The MP for Rangitikei has doubts the Government's gun buyback scheme will be successful.

Ian McKelvie, who is part of the Select Committee overseeing the gun reforms, says the scheme was to be fair and equitable but that hasn't occurred.

"It hasn't made any effort to attract the illegal guns in our community other than offering an amnesty, but if an amnesty was going to sort that, it would've sorted it years ago.

"By not offering money for those guns they're effectively not going to come out of the woodwork, so all the guns we wanted to get out of the marketplace are not going to come out.


McKelvie says it's those aspects of the scheme that are puzzling and indicates it may put some gun owners out of pocket.

"My argument is that a gun is a gun and you've now got to replace it, so the owners should be paid at a better value."

More than 300 firearms have been identified on the list of firearms included in the buyback scheme.

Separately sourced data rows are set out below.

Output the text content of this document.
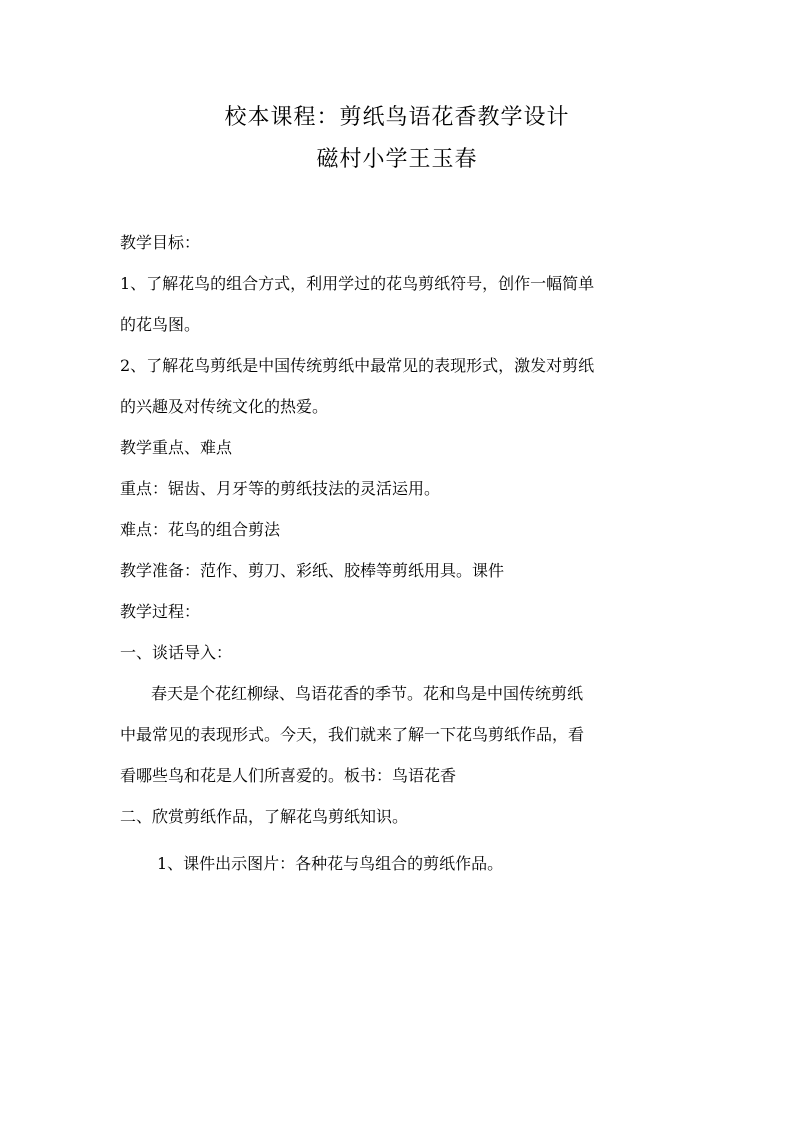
校本课程：剪纸鸟语花香教学设计
磁村小学王玉春
教学目标：
1、了解花鸟的组合方式，利用学过的花鸟剪纸符号，创作一幅简单
的花鸟图。
2、了解花鸟剪纸是中国传统剪纸中最常见的表现形式，激发对剪纸
的兴趣及对传统文化的热爱。
教学重点、难点
重点：锯齿、月牙等的剪纸技法的灵活运用。
难点：花鸟的组合剪法
教学准备：范作、剪刀、彩纸、胶棒等剪纸用具。课件
教学过程：
一、谈话导入：
春天是个花红柳绿、鸟语花香的季节。花和鸟是中国传统剪纸
中最常见的表现形式。今天，我们就来了解一下花鸟剪纸作品，看
看哪些鸟和花是人们所喜爱的。板书：鸟语花香
二、欣赏剪纸作品，了解花鸟剪纸知识。
1、课件出示图片：各种花与鸟组合的剪纸作品。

The price brackets for the firearms range from 25 per cent of the base price for poor condition, 70 per cent of the base price for average condition, and 95 per cent of the base price for new or near-new condition.

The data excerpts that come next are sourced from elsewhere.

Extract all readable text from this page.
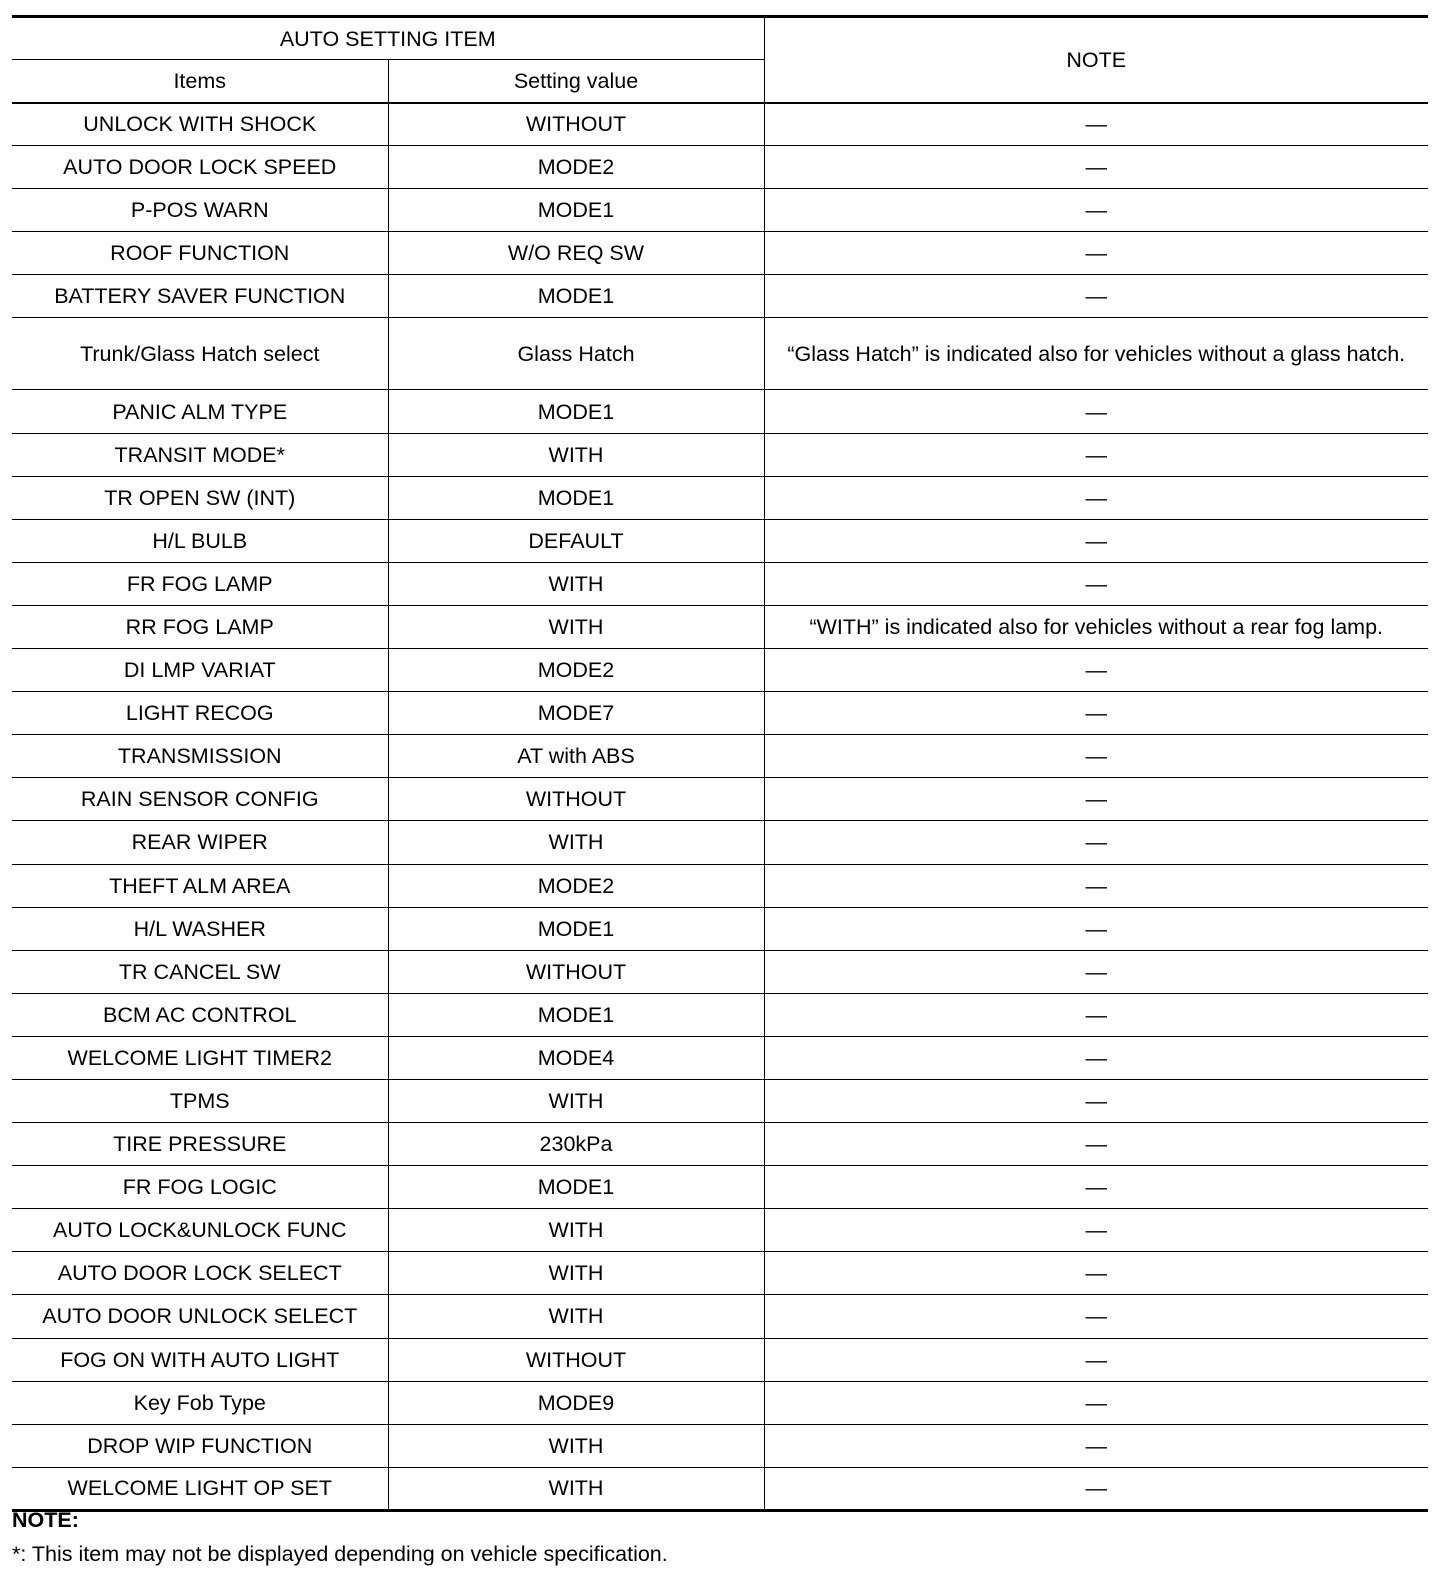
AUTO SETTING ITEM		NOTE
Items	Setting value	
UNLOCK WITH SHOCK	WITHOUT	—
AUTO DOOR LOCK SPEED	MODE2	—
P-POS WARN	MODE1	—
ROOF FUNCTION	W/O REQ SW	—
BATTERY SAVER FUNCTION	MODE1	—
Trunk/Glass Hatch select	Glass Hatch	“Glass Hatch” is indicated also for vehicles without a glass hatch.
PANIC ALM TYPE	MODE1	—
TRANSIT MODE*	WITH	—
TR OPEN SW (INT)	MODE1	—
H/L BULB	DEFAULT	—
FR FOG LAMP	WITH	—
RR FOG LAMP	WITH	“WITH” is indicated also for vehicles without a rear fog lamp.
DI LMP VARIAT	MODE2	—
LIGHT RECOG	MODE7	—
TRANSMISSION	AT with ABS	—
RAIN SENSOR CONFIG	WITHOUT	—
REAR WIPER	WITH	—
THEFT ALM AREA	MODE2	—
H/L WASHER	MODE1	—
TR CANCEL SW	WITHOUT	—
BCM AC CONTROL	MODE1	—
WELCOME LIGHT TIMER2	MODE4	—
TPMS	WITH	—
TIRE PRESSURE	230kPa	—
FR FOG LOGIC	MODE1	—
AUTO LOCK&UNLOCK FUNC	WITH	—
AUTO DOOR LOCK SELECT	WITH	—
AUTO DOOR UNLOCK SELECT	WITH	—
FOG ON WITH AUTO LIGHT	WITHOUT	—
Key Fob Type	MODE9	—
DROP WIP FUNCTION	WITH	—
WELCOME LIGHT OP SET	WITH	—
NOTE:
*: This item may not be displayed depending on vehicle specification.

"I think it's going to give a lot of grief to the police as they work through this process because I don't think the guns will come out of the woodwork as they were supposed to," McKelvie says.

"I don't think there are the amount of guns out there people think there are, but the risk is the Government isn't paying enough for the guns and that's going to force people underground which I hope it doesn't, but I think there might be the tendency to do that."

Police have announced that the Whanganui collection point for the amnesty and buy-back will be at Wanganui Racecourse from 10.30am to 3.30pm on July 26-28 and September 27-29. There will also be a collection point at Taihape Bowling Club on September 13-14 (10.30am-3.30pm).